Apple patent lets iOS users distribute and attend a private concert
The USPTO has awarded Apple with a patent on Tuesday for "Coordinated group musical experience," which allows music to be shared amongst iOS device users connected via a wireless network. The idea is based on something called a "Silent Disco" in which a number of people get together to listen to music being played. But instead of this group listening to the tunes over a loudspeaker, the audience listens via a headphone that each member of the audience is wearing.

The Apple patent, which was filed in March 2010, differs in a big way. Unlike the "Silent Disco" at which everyone is listening to the same song, the Apple  patent allows each listener's device to detect characteristics of the song being played by the DJ, such as tempo, and tries to match it up with the library of tunes stored on each listener's device. This means that two iOS device users attending the same concert could end up hearing different songs. Unlike "Mobile Clubbing," where each participant is in the same geographic area, Apple's patent allows for users to be hundreds or thousands of miles away as long as they are connected on a wireless network.

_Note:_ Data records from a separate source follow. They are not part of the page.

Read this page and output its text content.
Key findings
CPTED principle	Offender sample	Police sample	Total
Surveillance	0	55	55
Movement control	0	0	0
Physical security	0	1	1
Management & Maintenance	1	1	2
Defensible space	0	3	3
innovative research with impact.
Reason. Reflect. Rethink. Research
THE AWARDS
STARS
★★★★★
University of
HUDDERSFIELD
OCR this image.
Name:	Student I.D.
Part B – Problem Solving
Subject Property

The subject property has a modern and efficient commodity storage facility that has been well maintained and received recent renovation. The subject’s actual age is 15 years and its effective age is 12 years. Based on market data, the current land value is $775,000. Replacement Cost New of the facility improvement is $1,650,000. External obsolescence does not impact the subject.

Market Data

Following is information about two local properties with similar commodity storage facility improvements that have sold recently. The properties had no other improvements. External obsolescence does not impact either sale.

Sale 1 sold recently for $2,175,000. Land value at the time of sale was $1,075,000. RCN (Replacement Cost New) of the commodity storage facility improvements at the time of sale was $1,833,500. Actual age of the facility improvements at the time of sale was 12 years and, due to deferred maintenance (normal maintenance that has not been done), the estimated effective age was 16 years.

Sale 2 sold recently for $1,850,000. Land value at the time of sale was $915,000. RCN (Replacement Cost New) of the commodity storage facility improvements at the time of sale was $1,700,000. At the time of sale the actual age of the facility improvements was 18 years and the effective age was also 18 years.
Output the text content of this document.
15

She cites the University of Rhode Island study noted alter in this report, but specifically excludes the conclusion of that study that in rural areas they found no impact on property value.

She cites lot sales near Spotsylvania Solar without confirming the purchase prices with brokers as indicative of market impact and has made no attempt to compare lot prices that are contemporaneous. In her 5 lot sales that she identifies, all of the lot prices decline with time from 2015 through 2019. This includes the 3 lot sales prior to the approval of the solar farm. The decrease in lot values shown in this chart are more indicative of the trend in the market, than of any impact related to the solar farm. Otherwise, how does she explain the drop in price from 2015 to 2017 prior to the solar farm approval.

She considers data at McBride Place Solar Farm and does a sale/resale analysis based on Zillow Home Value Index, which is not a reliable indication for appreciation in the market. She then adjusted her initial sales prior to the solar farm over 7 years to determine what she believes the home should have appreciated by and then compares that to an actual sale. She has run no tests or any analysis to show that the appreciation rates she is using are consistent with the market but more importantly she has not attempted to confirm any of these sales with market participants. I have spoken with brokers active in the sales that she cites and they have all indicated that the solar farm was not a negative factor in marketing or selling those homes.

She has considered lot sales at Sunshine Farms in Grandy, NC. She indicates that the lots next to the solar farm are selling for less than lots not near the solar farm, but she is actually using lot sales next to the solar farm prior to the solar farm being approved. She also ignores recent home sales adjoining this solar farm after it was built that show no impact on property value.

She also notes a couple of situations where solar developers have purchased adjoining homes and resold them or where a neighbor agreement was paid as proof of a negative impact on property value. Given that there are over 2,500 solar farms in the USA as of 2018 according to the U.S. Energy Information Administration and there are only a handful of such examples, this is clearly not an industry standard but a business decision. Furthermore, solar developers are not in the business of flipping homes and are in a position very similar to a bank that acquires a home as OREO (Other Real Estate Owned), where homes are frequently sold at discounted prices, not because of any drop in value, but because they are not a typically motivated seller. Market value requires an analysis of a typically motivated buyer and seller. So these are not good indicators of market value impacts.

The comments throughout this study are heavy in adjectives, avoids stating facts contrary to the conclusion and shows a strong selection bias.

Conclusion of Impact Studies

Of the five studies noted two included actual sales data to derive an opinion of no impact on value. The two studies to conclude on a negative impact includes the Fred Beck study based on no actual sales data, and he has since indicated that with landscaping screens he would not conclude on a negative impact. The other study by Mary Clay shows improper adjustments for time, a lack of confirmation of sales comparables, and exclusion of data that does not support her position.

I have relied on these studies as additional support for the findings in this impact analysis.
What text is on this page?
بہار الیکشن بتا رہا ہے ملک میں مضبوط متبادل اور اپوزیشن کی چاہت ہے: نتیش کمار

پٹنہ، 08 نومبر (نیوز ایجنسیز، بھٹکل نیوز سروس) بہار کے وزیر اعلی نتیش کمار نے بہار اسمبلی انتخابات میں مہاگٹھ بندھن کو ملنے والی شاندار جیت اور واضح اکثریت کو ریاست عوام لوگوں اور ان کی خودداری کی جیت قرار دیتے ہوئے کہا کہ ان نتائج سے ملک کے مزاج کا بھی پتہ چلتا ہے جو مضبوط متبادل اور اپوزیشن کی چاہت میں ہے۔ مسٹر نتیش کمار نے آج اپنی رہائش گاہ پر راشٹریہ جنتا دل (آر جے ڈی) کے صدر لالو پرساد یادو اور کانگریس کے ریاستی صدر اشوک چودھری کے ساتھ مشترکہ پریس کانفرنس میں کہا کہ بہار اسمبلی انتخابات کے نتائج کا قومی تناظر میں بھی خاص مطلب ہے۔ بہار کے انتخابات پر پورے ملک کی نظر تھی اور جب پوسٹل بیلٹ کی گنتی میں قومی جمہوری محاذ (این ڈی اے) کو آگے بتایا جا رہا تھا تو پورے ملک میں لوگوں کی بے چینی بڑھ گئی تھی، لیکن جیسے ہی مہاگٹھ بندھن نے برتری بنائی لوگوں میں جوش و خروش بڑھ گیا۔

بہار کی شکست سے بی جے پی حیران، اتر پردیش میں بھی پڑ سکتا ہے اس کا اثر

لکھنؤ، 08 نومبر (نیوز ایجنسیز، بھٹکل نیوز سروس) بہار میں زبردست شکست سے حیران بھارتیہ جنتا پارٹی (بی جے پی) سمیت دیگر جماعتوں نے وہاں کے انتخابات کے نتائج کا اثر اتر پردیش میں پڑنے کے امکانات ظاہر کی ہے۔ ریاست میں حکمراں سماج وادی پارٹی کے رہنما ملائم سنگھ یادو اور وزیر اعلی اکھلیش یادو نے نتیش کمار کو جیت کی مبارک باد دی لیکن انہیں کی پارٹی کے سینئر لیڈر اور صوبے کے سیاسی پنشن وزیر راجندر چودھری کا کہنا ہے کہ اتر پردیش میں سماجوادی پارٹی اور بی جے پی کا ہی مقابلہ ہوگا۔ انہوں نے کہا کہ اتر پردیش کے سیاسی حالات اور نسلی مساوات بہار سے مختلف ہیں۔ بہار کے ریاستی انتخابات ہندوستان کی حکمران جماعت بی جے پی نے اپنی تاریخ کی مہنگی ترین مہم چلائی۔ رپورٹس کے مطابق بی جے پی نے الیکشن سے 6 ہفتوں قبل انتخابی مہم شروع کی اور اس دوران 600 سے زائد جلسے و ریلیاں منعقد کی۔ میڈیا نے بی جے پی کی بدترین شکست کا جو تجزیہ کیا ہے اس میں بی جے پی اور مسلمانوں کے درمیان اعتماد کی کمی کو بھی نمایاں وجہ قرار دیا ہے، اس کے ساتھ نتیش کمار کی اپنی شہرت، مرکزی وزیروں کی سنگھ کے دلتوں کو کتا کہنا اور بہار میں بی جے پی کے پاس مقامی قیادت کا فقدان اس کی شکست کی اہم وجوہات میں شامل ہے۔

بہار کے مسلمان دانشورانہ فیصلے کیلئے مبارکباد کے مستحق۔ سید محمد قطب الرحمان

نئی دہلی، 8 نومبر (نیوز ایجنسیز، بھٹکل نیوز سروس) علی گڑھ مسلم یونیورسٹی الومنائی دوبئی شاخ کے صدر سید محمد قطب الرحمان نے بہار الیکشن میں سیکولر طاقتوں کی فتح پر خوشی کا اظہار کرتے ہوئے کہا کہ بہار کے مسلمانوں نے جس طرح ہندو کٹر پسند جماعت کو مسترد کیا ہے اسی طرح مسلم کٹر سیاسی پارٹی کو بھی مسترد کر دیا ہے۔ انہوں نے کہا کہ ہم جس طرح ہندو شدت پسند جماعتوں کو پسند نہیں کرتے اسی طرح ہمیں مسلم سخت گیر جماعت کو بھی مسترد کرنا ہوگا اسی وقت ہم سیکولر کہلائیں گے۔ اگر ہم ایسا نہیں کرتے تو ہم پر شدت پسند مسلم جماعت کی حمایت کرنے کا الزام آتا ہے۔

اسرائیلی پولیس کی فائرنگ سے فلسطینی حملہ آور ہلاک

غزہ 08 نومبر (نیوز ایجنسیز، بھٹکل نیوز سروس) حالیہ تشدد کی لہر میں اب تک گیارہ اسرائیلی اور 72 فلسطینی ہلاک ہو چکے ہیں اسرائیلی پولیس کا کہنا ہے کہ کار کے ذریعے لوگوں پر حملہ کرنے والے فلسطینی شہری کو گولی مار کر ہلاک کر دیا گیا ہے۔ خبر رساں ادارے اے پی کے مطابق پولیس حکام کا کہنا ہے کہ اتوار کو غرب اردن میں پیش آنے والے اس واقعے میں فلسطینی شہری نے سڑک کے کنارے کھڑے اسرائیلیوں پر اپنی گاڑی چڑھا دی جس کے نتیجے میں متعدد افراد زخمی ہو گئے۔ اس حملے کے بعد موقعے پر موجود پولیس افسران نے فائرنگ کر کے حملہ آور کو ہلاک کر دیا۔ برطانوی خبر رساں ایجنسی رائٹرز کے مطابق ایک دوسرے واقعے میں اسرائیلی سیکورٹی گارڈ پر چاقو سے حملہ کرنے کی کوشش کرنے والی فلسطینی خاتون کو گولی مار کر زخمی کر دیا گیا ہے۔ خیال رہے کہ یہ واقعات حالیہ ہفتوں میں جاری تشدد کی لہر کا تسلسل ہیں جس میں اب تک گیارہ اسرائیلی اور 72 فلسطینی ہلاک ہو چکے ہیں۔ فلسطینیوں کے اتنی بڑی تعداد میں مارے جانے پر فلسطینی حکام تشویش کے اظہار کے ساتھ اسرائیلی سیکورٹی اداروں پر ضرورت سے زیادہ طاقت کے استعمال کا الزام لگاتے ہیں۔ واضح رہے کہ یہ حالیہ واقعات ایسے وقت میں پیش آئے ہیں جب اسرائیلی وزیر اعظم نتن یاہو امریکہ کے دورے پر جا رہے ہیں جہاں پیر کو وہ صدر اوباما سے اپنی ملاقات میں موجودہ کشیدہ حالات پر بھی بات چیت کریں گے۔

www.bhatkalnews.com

The member of the group who is playing the songs,known as the "roving DJ" is also passing along digital information about the tune to be sent out to the group, such as the number of beats per minute. None-musical information can be sent out such as avatars. In some situations, the "roving DJ" can be rotated among participants. And the app running the whole experience, which can be downloaded from the Apple App Store when available, can adjust the tempo of a song while it is playing in order to meet the beats per minute of the song being played by the DJ.